When there was both shade and sun, I’d have him count down from ten, then twenty, then thirty seconds as I sunk down to the bottom of the five-foot deep end of the pool. I’d deflate my lungs more and more as I plummeted, determined to sit criss-cross at the pool’s floor for as long as I possibly could.


Once my lungs were empty, time froze.


I could hear the automated pool cleaner scour the bottom. My dad’s knee hair looked funny, and every time I came up for air I’d make fun of him for it. I’d lay my arms face up in front of me, allowing them to float along to the motions of the pool. Soon, limb after limb, my body demanded air and would float to the surface, and there was nothing I could do to resist it.

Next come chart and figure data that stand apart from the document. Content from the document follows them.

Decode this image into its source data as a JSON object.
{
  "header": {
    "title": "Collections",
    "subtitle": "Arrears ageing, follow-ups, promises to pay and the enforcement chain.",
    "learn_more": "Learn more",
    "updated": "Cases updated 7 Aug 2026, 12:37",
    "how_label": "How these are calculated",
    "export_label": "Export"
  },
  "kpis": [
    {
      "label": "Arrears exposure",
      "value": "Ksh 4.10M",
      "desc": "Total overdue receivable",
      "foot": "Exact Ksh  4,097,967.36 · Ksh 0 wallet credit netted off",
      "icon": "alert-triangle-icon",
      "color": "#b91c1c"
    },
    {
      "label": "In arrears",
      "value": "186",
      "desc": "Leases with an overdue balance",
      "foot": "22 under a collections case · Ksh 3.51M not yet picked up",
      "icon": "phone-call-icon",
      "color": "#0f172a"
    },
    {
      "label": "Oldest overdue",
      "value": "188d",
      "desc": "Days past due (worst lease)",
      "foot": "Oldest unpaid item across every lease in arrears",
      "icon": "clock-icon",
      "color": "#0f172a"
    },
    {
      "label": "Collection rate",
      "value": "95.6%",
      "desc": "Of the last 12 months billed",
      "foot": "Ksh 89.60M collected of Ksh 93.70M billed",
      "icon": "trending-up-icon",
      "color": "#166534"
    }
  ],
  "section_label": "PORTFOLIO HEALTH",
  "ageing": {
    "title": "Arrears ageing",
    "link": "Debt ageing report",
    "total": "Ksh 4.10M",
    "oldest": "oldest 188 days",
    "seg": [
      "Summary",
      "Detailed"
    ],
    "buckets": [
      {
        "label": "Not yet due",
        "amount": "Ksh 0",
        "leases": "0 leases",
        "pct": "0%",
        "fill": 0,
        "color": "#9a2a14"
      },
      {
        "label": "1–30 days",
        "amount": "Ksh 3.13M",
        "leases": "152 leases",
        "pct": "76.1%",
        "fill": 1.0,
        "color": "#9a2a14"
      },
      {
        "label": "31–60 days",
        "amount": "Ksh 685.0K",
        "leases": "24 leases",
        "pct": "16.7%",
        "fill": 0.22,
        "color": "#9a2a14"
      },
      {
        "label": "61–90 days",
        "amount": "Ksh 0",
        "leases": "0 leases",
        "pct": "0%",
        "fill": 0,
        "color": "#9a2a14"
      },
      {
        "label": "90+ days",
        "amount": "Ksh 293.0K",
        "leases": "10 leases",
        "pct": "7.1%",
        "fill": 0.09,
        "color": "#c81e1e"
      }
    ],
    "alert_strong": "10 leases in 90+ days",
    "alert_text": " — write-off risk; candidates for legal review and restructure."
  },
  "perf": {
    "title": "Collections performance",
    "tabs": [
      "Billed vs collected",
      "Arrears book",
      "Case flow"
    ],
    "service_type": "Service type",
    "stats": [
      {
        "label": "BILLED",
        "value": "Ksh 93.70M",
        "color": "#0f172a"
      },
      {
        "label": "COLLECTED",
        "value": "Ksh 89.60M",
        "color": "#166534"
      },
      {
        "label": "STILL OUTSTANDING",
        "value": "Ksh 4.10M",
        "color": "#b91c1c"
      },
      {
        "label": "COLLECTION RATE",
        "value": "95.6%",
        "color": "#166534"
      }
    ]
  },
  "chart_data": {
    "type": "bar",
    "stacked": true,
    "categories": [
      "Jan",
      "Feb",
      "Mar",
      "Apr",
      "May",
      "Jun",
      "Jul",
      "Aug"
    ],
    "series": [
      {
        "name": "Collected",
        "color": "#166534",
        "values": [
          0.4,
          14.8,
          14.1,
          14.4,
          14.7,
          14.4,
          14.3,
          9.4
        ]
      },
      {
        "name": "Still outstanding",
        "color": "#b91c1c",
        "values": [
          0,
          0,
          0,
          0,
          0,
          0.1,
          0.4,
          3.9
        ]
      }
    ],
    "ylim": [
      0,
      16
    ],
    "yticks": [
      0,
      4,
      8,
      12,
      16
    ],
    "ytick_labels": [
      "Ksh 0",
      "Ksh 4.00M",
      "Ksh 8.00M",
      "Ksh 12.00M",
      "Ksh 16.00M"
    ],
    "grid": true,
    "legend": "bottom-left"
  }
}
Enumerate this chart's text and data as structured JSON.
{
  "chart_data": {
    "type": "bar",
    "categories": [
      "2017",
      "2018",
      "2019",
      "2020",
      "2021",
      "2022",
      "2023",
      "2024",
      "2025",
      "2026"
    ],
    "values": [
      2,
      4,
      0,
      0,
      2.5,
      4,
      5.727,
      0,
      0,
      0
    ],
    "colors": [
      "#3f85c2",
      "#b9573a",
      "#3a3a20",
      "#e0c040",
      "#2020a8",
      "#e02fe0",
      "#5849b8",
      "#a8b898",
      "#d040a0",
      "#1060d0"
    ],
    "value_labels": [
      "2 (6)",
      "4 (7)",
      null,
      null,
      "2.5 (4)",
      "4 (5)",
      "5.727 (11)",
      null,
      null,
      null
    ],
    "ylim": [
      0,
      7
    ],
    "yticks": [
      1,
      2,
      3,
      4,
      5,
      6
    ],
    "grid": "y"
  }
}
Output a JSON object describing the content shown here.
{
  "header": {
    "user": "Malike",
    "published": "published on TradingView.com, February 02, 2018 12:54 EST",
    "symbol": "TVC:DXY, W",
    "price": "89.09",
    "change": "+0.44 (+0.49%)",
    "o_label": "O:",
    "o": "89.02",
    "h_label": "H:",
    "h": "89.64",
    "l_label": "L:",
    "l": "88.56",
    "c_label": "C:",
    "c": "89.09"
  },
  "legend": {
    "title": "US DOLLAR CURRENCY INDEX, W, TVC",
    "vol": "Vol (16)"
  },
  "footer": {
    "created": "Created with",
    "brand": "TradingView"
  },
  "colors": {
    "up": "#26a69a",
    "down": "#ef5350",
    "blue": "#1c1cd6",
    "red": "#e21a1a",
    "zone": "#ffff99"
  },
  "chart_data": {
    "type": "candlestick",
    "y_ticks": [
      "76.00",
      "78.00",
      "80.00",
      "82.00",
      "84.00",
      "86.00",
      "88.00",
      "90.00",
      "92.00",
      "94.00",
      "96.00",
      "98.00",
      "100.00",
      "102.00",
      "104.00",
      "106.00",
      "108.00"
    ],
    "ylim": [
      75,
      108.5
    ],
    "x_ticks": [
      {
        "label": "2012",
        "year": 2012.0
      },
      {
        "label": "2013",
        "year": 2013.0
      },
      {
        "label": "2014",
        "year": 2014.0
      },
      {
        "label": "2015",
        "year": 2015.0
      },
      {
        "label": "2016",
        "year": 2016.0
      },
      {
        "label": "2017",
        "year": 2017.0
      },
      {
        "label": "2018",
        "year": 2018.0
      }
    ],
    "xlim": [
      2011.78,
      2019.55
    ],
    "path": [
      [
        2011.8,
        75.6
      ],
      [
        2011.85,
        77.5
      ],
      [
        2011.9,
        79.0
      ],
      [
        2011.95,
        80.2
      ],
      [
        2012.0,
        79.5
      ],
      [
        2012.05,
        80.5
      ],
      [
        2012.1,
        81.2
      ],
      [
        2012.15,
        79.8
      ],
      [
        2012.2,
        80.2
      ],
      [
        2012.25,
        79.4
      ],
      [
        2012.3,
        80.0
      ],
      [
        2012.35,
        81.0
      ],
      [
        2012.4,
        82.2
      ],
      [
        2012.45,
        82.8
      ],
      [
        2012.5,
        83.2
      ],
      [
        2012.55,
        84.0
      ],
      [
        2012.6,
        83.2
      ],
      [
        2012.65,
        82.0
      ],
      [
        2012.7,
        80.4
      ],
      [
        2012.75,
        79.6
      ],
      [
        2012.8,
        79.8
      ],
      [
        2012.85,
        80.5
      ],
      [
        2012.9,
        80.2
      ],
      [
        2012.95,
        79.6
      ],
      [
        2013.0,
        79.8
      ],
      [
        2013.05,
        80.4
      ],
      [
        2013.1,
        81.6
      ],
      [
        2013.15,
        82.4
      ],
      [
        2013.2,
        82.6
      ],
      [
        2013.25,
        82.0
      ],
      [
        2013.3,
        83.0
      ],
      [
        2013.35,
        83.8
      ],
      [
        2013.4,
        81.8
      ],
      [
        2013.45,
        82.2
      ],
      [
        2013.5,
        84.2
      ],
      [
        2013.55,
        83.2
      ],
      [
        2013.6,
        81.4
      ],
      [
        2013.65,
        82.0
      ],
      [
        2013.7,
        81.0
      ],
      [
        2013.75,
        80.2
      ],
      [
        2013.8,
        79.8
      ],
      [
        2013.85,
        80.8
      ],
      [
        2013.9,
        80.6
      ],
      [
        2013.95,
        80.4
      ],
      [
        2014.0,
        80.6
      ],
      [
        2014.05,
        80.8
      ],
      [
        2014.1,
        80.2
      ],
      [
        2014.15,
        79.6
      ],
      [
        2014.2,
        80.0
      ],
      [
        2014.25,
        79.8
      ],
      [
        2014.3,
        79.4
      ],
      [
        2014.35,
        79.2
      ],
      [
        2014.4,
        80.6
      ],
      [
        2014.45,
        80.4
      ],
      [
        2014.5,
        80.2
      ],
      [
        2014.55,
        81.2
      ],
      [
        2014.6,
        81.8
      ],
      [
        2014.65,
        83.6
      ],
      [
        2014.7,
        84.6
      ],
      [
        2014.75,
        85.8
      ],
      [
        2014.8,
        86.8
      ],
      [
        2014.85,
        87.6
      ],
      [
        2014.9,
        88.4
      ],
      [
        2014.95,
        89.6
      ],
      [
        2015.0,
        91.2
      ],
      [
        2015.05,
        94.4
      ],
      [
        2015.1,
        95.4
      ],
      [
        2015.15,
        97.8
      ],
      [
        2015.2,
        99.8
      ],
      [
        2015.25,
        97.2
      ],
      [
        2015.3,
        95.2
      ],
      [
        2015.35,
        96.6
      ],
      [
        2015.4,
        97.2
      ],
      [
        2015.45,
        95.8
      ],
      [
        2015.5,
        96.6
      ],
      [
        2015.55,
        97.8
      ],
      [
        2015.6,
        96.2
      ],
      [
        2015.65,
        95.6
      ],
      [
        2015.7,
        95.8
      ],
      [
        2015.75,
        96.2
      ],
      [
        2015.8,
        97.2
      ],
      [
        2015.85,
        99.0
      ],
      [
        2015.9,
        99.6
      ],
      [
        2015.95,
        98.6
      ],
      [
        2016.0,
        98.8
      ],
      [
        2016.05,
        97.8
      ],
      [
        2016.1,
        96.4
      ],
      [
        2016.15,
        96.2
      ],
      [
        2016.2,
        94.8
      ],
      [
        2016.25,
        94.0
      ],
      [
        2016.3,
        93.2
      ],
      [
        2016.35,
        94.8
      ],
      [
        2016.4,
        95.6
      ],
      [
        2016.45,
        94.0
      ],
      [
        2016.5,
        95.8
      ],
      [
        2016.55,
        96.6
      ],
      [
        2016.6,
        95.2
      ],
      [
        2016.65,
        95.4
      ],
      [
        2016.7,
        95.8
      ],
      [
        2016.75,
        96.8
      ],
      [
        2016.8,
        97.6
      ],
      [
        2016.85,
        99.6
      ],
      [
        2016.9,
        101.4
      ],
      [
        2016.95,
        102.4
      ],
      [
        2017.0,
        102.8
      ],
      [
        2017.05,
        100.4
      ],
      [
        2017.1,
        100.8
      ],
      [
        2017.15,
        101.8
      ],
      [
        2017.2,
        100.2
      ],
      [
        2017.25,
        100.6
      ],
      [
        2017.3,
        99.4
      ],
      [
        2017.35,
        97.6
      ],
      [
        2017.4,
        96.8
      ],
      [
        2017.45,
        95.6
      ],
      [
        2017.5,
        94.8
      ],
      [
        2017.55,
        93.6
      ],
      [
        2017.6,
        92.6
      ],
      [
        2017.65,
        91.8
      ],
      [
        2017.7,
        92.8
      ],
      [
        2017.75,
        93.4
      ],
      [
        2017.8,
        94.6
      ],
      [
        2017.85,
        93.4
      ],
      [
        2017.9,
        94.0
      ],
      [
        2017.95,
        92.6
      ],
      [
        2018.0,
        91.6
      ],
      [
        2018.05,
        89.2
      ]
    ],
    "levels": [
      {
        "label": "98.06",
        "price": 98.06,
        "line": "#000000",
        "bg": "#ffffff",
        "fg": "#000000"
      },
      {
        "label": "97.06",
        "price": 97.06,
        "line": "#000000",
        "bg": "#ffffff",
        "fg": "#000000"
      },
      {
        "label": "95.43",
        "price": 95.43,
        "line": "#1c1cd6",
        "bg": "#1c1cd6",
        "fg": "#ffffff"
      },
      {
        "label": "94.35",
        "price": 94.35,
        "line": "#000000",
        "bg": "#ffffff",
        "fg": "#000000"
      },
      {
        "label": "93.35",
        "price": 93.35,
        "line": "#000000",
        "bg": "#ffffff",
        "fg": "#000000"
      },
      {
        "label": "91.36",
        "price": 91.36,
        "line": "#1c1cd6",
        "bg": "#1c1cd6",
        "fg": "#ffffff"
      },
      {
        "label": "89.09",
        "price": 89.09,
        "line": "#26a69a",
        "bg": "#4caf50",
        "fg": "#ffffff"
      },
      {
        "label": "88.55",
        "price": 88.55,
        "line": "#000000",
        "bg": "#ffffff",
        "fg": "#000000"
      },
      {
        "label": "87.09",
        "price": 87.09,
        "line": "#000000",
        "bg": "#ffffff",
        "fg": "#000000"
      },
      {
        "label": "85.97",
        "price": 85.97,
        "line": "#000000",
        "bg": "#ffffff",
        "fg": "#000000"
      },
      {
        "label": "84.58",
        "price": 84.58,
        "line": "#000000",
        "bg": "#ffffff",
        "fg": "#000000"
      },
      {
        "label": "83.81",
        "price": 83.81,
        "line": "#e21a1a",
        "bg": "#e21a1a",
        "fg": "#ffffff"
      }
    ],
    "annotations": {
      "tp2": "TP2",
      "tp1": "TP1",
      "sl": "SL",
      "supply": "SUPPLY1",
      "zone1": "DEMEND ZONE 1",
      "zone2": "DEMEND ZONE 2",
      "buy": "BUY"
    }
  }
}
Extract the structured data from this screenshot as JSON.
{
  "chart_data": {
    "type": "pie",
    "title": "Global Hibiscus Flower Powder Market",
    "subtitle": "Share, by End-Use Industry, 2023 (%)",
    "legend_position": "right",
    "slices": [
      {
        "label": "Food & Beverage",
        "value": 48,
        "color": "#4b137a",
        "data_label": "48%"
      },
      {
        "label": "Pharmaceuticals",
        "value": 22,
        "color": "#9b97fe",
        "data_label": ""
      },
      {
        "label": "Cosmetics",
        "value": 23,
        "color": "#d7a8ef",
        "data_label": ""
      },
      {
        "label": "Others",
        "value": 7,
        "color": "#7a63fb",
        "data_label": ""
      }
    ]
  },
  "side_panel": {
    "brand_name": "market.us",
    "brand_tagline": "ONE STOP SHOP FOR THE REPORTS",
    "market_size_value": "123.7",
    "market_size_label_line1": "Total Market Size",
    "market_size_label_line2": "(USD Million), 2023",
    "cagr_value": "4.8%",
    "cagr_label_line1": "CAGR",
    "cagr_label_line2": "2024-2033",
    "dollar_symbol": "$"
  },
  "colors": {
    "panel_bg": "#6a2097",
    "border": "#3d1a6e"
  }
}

That is what now feels like.


There was a point in time where we could choose when and where and how long we wanted to stay grounded—it was when we were in control. But after waiting too long, and after letting things sit and build tension, it was to no one’s surprise that we were swept off our feet in the worst way possible. Now, it feels like we’re caught in the motions of a wake up call, and there’s no feasible way to willingly sink back to where we once were.


But maybe we aren’t meant to sink back down. Maybe we’re meant to start an uprising and take on the challenges of today, crafting them into worthwhile changes in lifestyle and ideologies moving forward.


One day, my dad counted to forty-five seconds and panicked when I didn’t come up, so he dove for my hand and pulled me atop the surface. He told me to practice floating flat on my back for long periods of time instead, so that way time would freeze in the same way it did while I was underwater. So I took on his challenge, and no longer dealt with the feeling of pressure building in my lungs. There was no more struggle to reach for air. I was still in control this way, too.


artwork by Christine Park

It’s only a matter of time until we adapt and master the changes we must make in our lives in today’s current climate. We’ll be in control soon enough.